ENTEN: That's why you look so great. I've got to use your secrets.

But of course I think the real question is, when does summer unofficially start? Memorial Day holiday comes in number one at 45 percent, schools let out at 41 percent. Twenty years ago I would have said that was the answer. Or whenever I take a vaca, 10 percent. If that were the case, I would, in fact, never have a start to summer because I never take off.

HARLOW: Are you working - you're working Monday?

ENTEN: No, I'm -- I'm taking off.

HARLOW: See, stop complaining.

ENTEN: No, I like to complain. It's my Jewish way.

HILL: But that's what he does best. It's what he does best.

HARLOW: Yes, he does. Harry, thank you very much.

ENTEN: Thank you.

HILL: Well, a terrifying moment caught on camera here. The moment a car is stolen, but with a toddler still inside. So, take a look at this. You'll see a teenager walking up to the white SUV before jumping in the driver's seat and driving away. The mother says she was dropping her children off at their grandmother's house. So, she walked her two-year-old to the steps. Her 14 month old daughter was still in the car. The suspect did eventually ditch the car before taking off on foot. Family members say the baby was not injured. Scary moments, though. We'll be right back.



HARLOW: So, pro snowboarder Kevin Pearce was just 22 years old when a catastrophic snowboarding accident derailed his Olympic dreams. In 2009 he suffered a traumatic brain injury while he was training in Utah. His older brother, Adam, stayed by his side throughout his recovery and together they found yoga and Adam says he watched his brother come back to life. Now Adam brings yoga to other traumatic brain injury survivors and that makes him a CNN hero.


ADAM PEARCE, CNN HERO: I think people feel isolated after a brain injury because they don't feel able.

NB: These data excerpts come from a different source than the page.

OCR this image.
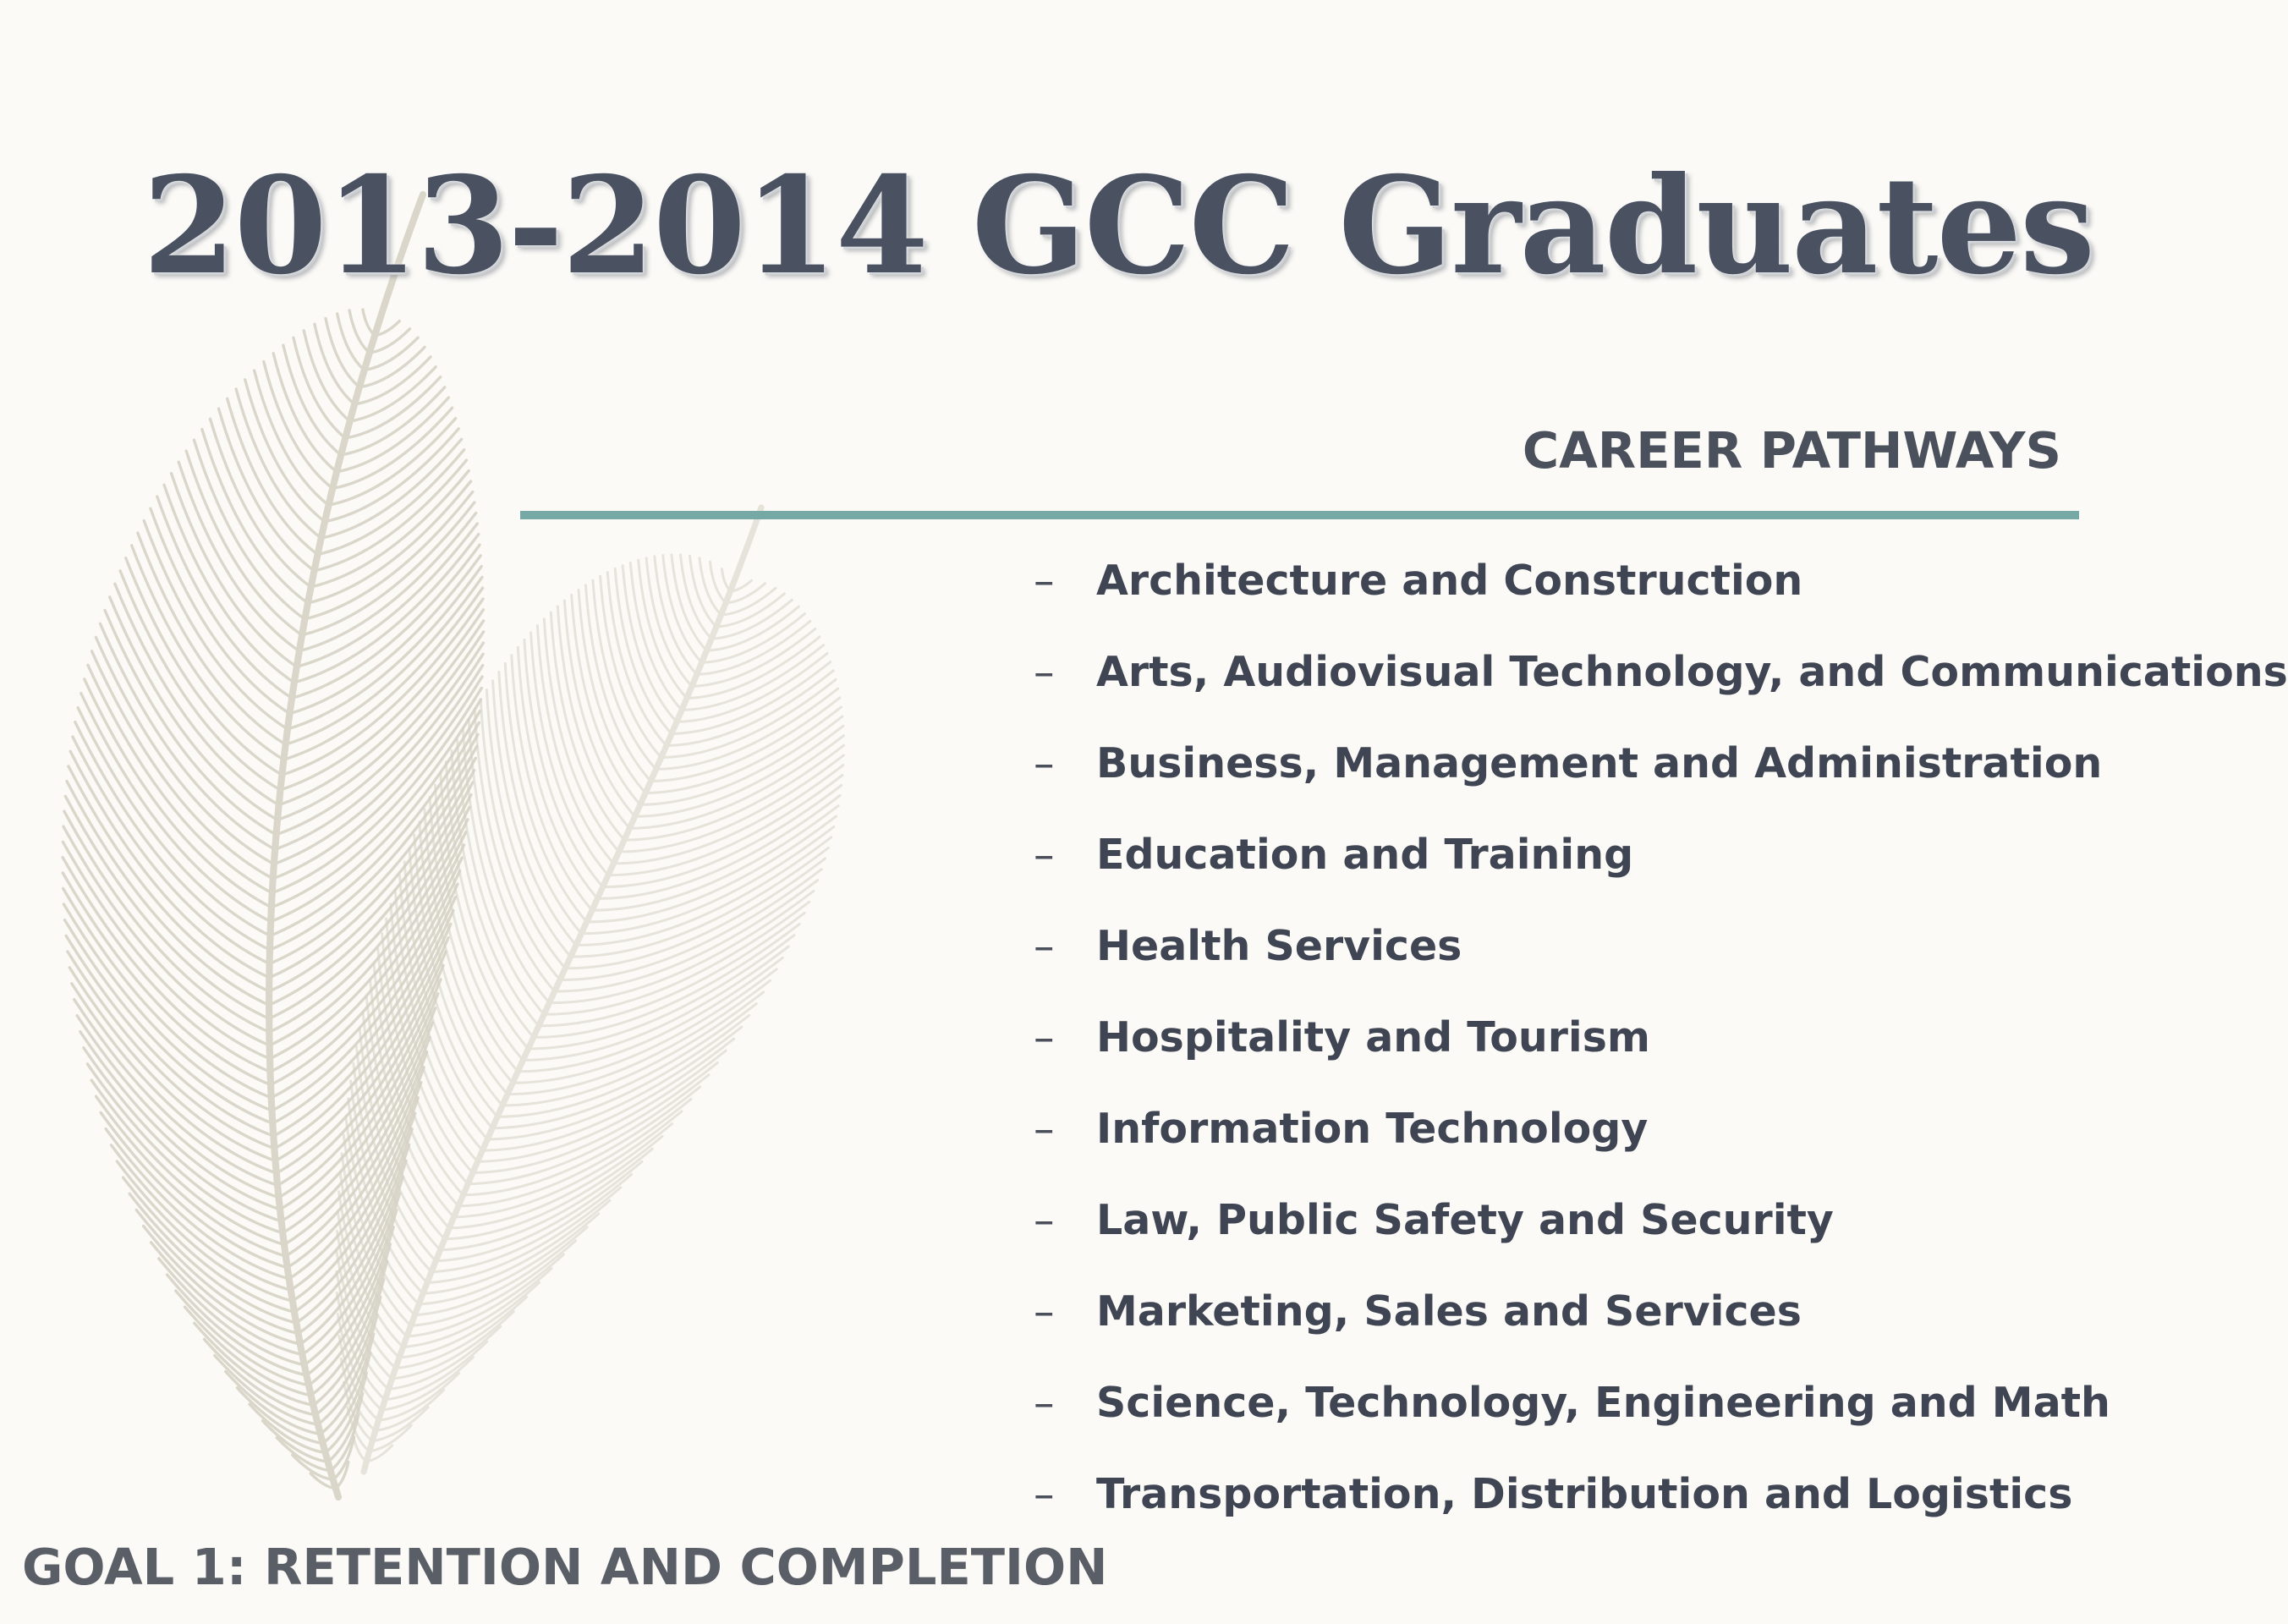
2013-2014 GCC Graduates
CAREER PATHWAYS
–	Architecture and Construction
–	Arts, Audiovisual Technology, and Communications
–	Business, Management and Administration
–	Education and Training
–	Health Services
–	Hospitality and Tourism
–	Information Technology
–	Law, Public Safety and Security
–	Marketing, Sales and Services
–	Science, Technology, Engineering and Math
–	Transportation, Distribution and Logistics

GOAL 1: RETENTION AND COMPLETION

UNIDENTIFIED MALE: It's hard. I've lost my identity.

PEARCE: And when we allow people to be vulnerable and who they are, there is a deep connection formed because there is so much common understanding of the challenges that go on with brain injury.

The changes I see most after people with TBI practice yoga are probably a deeper connection to self. Helping them cultivate greater awareness and self-compassion allows them to meet the constant changes so much more.



HARLOW: And for more on Adam's work go to While you're there, nominate your own hero.

Thank you so much for joining us this Friday. Thank you for being here. I'll see you next week.

HILL: My pleasure. Enjoy your weekend.

HARLOW: Thanks. A little bit of a long weekend. I'll be off Monday, but I will see you Tuesday.

HILL: Well-deserved. I'll see you Tuesday.

HARLOW: Everyone, have a safe Memorial Day.